I actually sat with someone today over coffee, and he asked me about the marketing, and how I pulled it off in such a short amount of time.

The answer was simple...

I was a mad Facebook and LinkedIn Ads machine.  It wasn't a set it and go, it was a set it, study it, tweak it, and then study it again.

I fell asleep thinking about ads, constantly trying to figure out how I could make changes to get right in front of my audience.

I won't get into detail about setting up ads on this post.  I've been running them now for several years.  However, as you're setting up your business and begin to run ads, the more you know exactly who your customer is, the more money you're going to save.

I had no list (see three months, one month Christmas/New Years, and no list, the odds were definitely against me).  I had to first find out who I could use to create a look-a-like audience.  So I downloaded my LinkedIn contact list and told Facebook to find people who looked like that.

I then added more potential likes that my customers could have and watched to see who was interacting.  I watched who wasn't just clicking on the ad, but looking more into the website.  Then the most important metric to track was who was converting.  Unfortunately, when you're building and are asking for a ticket purchase, it's a bit of a process to get to the purchase part.

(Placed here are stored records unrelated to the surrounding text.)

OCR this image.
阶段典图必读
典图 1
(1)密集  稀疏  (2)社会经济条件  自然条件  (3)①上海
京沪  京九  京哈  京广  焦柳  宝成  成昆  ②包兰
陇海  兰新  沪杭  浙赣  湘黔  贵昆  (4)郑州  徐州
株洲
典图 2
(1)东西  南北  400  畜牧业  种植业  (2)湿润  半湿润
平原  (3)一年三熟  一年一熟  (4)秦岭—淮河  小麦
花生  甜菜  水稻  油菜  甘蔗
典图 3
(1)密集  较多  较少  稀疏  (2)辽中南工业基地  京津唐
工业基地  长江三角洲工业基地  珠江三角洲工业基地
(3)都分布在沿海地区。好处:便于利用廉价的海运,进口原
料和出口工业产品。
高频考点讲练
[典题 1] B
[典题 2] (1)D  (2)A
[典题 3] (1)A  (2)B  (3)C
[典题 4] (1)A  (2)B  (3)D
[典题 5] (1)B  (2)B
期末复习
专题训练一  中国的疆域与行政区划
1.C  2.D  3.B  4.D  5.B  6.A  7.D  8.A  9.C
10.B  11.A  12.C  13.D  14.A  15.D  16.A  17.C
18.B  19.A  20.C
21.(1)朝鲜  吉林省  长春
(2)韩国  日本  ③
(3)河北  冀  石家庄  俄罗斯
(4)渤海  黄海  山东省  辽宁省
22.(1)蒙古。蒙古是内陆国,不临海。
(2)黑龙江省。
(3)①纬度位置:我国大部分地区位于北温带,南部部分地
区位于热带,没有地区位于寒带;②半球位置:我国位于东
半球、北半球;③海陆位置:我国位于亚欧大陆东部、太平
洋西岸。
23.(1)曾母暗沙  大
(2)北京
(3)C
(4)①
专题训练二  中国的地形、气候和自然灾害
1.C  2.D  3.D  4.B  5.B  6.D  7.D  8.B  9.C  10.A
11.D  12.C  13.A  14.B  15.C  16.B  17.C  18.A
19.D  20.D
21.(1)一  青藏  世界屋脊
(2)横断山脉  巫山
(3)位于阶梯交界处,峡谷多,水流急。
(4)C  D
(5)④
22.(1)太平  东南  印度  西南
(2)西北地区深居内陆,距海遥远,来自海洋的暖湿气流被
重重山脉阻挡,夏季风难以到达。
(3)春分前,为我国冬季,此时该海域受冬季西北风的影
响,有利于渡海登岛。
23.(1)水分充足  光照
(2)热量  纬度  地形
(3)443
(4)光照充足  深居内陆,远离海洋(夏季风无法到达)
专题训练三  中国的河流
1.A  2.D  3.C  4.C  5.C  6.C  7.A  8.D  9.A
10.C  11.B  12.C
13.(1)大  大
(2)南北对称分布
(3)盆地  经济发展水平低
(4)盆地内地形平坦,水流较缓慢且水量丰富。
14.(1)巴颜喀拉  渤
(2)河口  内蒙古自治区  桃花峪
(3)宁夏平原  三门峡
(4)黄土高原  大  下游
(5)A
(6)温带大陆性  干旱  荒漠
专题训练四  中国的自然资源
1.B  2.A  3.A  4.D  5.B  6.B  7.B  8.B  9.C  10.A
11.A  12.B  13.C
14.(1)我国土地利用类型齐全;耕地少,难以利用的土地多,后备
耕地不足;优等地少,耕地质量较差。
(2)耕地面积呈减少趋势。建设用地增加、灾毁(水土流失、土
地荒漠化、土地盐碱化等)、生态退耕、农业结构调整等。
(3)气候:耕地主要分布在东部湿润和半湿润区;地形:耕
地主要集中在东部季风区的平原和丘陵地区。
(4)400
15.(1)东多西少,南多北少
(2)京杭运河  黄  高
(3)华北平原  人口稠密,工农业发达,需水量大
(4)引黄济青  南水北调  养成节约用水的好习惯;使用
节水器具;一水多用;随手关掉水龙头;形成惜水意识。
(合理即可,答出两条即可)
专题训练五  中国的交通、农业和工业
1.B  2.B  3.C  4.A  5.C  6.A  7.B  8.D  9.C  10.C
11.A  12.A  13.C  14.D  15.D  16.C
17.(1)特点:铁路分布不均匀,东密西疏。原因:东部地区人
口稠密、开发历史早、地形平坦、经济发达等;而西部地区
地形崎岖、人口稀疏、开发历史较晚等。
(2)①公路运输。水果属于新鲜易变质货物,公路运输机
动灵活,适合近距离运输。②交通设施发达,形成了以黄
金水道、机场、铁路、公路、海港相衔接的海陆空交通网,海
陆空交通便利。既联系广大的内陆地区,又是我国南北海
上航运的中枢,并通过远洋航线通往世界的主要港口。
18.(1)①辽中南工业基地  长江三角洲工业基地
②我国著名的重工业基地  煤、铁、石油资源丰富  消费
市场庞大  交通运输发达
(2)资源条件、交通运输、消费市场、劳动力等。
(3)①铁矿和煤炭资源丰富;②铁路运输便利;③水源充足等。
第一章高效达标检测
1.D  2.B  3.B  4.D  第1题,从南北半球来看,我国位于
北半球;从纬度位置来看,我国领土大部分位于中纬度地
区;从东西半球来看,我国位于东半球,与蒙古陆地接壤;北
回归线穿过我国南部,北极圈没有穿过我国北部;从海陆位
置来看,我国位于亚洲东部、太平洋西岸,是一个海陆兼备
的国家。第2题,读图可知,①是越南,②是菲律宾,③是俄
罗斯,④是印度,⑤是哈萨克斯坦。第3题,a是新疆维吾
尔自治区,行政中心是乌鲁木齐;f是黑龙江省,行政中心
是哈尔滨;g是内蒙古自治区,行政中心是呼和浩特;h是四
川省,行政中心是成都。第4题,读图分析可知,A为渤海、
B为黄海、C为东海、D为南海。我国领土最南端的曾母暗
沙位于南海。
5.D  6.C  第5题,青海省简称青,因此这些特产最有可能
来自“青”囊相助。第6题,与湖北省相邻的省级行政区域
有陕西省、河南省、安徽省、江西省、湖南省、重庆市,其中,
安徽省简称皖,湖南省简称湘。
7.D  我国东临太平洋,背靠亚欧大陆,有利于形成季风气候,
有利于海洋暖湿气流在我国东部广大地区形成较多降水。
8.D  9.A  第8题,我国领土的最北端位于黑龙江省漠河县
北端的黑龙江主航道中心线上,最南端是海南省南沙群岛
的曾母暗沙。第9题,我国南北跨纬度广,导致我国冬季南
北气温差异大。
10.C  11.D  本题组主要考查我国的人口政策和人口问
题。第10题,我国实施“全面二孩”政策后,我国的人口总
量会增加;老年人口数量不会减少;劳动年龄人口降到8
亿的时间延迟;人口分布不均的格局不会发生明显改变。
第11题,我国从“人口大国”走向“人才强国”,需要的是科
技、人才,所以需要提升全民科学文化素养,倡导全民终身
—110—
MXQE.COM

I always explain this to my students, that the larger net you attempt to cast, the most it's going to cost to create and for the manpower to get it out in where you want it to go.

The more specific you can be, the less money you're going to spend.

Be specific, and here's my super important professional business advice:

Then test the crap out of them

Not only is knowing your audience crucial for you to find the right people to put the ads in front of them.  However, it's also crucial to know where you should put those ads.

Going after a group of CEO's?  They probably don't hang out on Facebook all day.

Are you a B2B shop?  LinkedIn could be a very powerful place for you to run your ads.

Do you have a more visual product to sell?  Pinterest and Instagram could be two incredible places for you.

Is your customer searching for something when they need your services?  Don't rule out Google Adwords just yet.

If you're not sure who your customer is, start asking questions to find out just that.  I know it's really exciting to jump in quickly to your business, but I can't stress enough how important it is to take a step back and do this whole thing first.

You will not only save a lot of money and time, you're going to save yourself a lot of headaches.  Save those headaches for the really necessary stuff.